Check if string is cyrillic

Hi,
I want check if one string is cyrillic because the user can put in input only ASCII string. How do it?

Thank You very much and sorry for my english.
Sincerely

go over all characters and check if asc() returns value <= 127 for them.

if speed is needed, maybe IsASCIIStringMBS is quicker.

Thank you so much @Christian Schmitz ! :slight_smile:

You can use a regular expression.

\\A\\p{Cyrillic}+\\z

This will allow for single word. If you are looking for sentences that include white space and punctuation, let me know.

Oh, I see, you want to make sure there is no Cyrillic in the string.

dim rx as new RegEx
rx.SearchPattern = "\\A[\\x20-\\x7E]+\\z"

if rx.Search( testString ) is nil then
  // Invalid string
end if

Thanks a lot @Kem Tekinay !

@Kem Tekinay

[quote]\A\p{Cyrillic}+\z
This will allow for single word.

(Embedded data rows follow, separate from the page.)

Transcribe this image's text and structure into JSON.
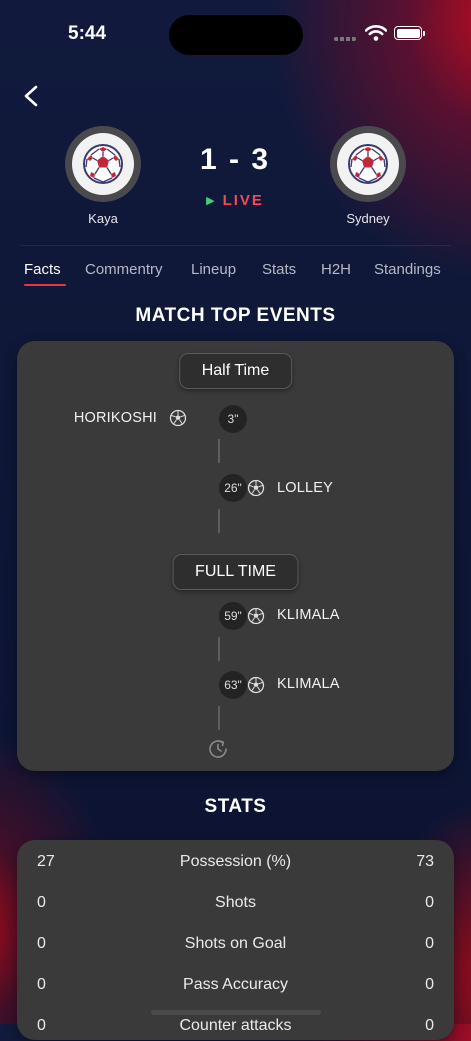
{
  "status_bar": {
    "time": "5:44"
  },
  "match": {
    "home_team": "Kaya",
    "away_team": "Sydney",
    "score": "1 - 3",
    "status": "LIVE"
  },
  "tabs": [
    "Facts",
    "Commentry",
    "Lineup",
    "Stats",
    "H2H",
    "Standings"
  ],
  "active_tab": "Facts",
  "events": {
    "title": "MATCH TOP EVENTS",
    "half_time_label": "Half Time",
    "full_time_label": "FULL TIME",
    "items": [
      {
        "minute": "3\"",
        "player": "HORIKOSHI",
        "side": "home",
        "icon": "soccer-ball-icon"
      },
      {
        "minute": "26\"",
        "player": "LOLLEY",
        "side": "away",
        "icon": "soccer-ball-icon"
      },
      {
        "minute": "59\"",
        "player": "KLIMALA",
        "side": "away",
        "icon": "soccer-ball-icon"
      },
      {
        "minute": "63\"",
        "player": "KLIMALA",
        "side": "away",
        "icon": "soccer-ball-icon"
      }
    ],
    "end_icon": "clock-refresh-icon"
  },
  "stats": {
    "title": "STATS",
    "rows": [
      {
        "home": "27",
        "name": "Possession (%)",
        "away": "73"
      },
      {
        "home": "0",
        "name": "Shots",
        "away": "0"
      },
      {
        "home": "0",
        "name": "Shots on Goal",
        "away": "0"
      },
      {
        "home": "0",
        "name": "Pass Accuracy",
        "away": "0"
      },
      {
        "home": "0",
        "name": "Counter attacks",
        "away": "0"
      }
    ]
  },
  "colors": {
    "accent": "#e63646",
    "live": "#f04b56",
    "live_play": "#3fd17a",
    "card": "#3a3a3a"
  }
}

If you are looking for sentences that include white space and punctuation, let me know.[/quote]

Thank you, Kem: until now I was detecting languages checking for characters in a sentence, but your regex works great.
I’d appreciate if the pattern included white space and punctuation.
Since I don’t know if the pattern including space and punctuation vary according to languages, these are the languages I need to detect: Latin, Greek, Hebrew, Syriac and Bengali.
Thanks again.

If you want to detect a sentence in just one language, this would do it:

\\A[\\p{Cyrillic}\\PL]+\\z

This pattern anchors at the start of the text (\A), then looks for a series of characters that are either Cyrillic or not a letter at all until the end of the text. You could substitute Latin, Greek, Hebrew, Syriac and Bengali for Cyrillic.

If you want to find any of these without mixing languages, you could use this pattern:

\\A(?:(\\PL+)|([\\p{Cyrillic}\\PL]+)|([\\p{Latin}\\PL]+)|([\\p{Greek}\\PL]+)|([\\p{Hebrew}\\PL]+)|([\\p{Syriac}\\PL]+)|([\\p{Bengali}\\PL]+))\\z

If there is no match, it means the characters do not make up valid text in one of those languages. If there is a match, you can check the SubExpressionCount. If it is 2, if means that the text is all non-letters. If it is 3, it means it is Cyrillic. 4 means Latin, etc.

If you don’t care which language it is, just make sure there is some match.

Greatly appreciated. Thank you, Kem.